Жарким днем Toy и Коултер шли по лесной тропинке, пронизанной жилками корней и испещренной веснушками солнечного света. В зеленой гуще над их головами перекликались птицы. Коултер рассказывал о своей работе:
— В новинку поначалу было не так уж и плохо. По-другому, чем в школе, и потом, тебе платят, чувствуешь себя мужчиной: вскакиваешь в семь, натягиваешь шмотки и покуриваешь первую за день сигаретку, пока мать готовит тебе завтрак, потом припустишь к трамваю с пакетиком сэндвичей, сидишь в комбинезоне бок о бок с другими работягами, толпой входишь в ворота точно вовремя — и в машинный цех: «Привет! Привет, явился не запылился!» — «Опять, так его растак!» — и со всех сторон лязг, грохот, и чувство опасности…
— Опасности?
— Еще какой! Ты колотишь по какой-нибудь железяке, а народ вокруг тебя ни с того ни с сего начинает орать. В чем дело, кому они орут на этот раз? Крики все громче, и ты вдруг соображаешь: «Господи, уж не мне ли?» Оборачиваешься, глядь, а у тебя над макушкой со стрелы подъемного крана нависла десятитонная чугунная чушка.
— Ужас! А что, мер предосторожности разве не принимают?

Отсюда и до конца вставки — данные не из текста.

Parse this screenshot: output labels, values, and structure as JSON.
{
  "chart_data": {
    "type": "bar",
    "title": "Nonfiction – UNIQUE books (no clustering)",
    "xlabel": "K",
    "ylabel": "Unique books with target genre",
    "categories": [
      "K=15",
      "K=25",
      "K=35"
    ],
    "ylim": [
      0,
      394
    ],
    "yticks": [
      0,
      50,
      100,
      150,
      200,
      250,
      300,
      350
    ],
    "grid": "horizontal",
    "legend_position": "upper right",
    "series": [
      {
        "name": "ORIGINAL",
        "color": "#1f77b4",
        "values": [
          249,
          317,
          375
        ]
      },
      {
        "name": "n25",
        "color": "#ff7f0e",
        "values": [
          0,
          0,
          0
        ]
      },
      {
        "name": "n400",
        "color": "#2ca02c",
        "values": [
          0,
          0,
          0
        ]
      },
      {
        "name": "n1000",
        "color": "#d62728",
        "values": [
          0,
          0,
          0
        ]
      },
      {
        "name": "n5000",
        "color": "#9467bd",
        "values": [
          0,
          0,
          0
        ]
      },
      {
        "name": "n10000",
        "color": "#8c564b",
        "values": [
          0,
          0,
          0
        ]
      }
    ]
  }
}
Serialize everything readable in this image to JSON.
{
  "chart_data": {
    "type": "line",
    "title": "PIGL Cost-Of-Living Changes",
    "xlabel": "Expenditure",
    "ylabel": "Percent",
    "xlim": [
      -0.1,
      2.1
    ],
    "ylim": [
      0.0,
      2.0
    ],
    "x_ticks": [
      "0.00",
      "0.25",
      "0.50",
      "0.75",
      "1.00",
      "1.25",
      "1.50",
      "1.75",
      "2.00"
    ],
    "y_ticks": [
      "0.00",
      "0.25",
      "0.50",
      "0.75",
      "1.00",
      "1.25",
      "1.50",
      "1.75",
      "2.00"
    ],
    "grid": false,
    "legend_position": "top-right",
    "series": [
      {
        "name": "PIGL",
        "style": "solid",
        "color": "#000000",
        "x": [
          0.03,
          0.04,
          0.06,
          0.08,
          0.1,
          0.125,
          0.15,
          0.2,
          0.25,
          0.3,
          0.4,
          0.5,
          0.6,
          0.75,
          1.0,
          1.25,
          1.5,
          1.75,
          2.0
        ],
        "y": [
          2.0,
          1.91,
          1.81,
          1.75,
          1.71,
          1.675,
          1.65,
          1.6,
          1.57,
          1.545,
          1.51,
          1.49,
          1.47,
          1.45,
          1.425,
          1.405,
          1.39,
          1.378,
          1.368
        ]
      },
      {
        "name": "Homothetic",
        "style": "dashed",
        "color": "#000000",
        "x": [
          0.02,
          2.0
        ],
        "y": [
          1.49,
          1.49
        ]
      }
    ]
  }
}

— Полагается посреди цеха держать проход свободным, но у Макхаргза это не так-то просто. — Коултер хмыкнул. — На днях произошла жуткая вещь. Этот парень следил за тем, как крановщик опускает стальную балку: то есть он стоял внизу и показывал руками, куда ее направлять (в таком грохоте не докричишься) — ниже, ниже, чуточку левее, так, хорошо, теперь опускай. Самое забавное, что он, не спуская глаз с крановщика, совсем не заметил, что в последний момент направил балку прямиком себе на ногу. Завизжал как резаный — будто певичка сопрано, взявшая самую верхнюю ноту. Глядим на него — и не можем понять, что, собственно, случилось. Стоит, как и раньше, вместе с нами, только вот ногу у него придавило балкой. Он и упасть-то даже не мог!
Toy, поперхнувшись потрясенным смешком, сказал:
— Знаешь ли, это, конечно, очень забавно, однако…
— Ага. Но чувство счастья оттого, что ты — мужчина, держится в тебе, может, с неделю, а потом снова наступает понедельник — и тебе в голову вдруг ударяет мысль. По правде говоря, она зрела в тебе еще и в воскресенье, но по-настоящему она ударяет в голову в понедельник: мне надо идти туда-то и снова делать то-то, вставать тогда-то, сидеть в таком-то трамвае, в том же комбинезоне, посасывать окурок, точно в определенный час толпиться у ворот. «Привет, явился не запылился!» — «Опять, так его растак!» — и снова в машинный цех. Тебе становится ясно, что большую часть жизни ты проводишь там — ну, может, за исключением постели. Это похуже школы. К школе тебя принудили: ты был всего-навсего мальчишкой, относиться к ней всерьез не стоило, можно было денек и прогулять, если мамочка раздобрится и напишет записку. Но к машиностроению меня никто не принуждал — я сам его выбрал. И я теперь мужчина. Должен относиться к делу всерьез, должен тащить на себе воз. — Коултер помолчал. — Но учти, это чувство быстро проходит. Ты перестаешь думать. Жизнь превращается в привычку. Встаешь, одеваешься, завтракаешь, идешь на работу, делаешь то-то и то-то автоматически — и не думаешь ни о чем, кроме конверта с жалованьем по пятницам и субботней попойки. Живется легко, если ты робот. Потом что-то случается — и ты задумываешься снова. Помнишь визит королевской семьи на прошлой неделе?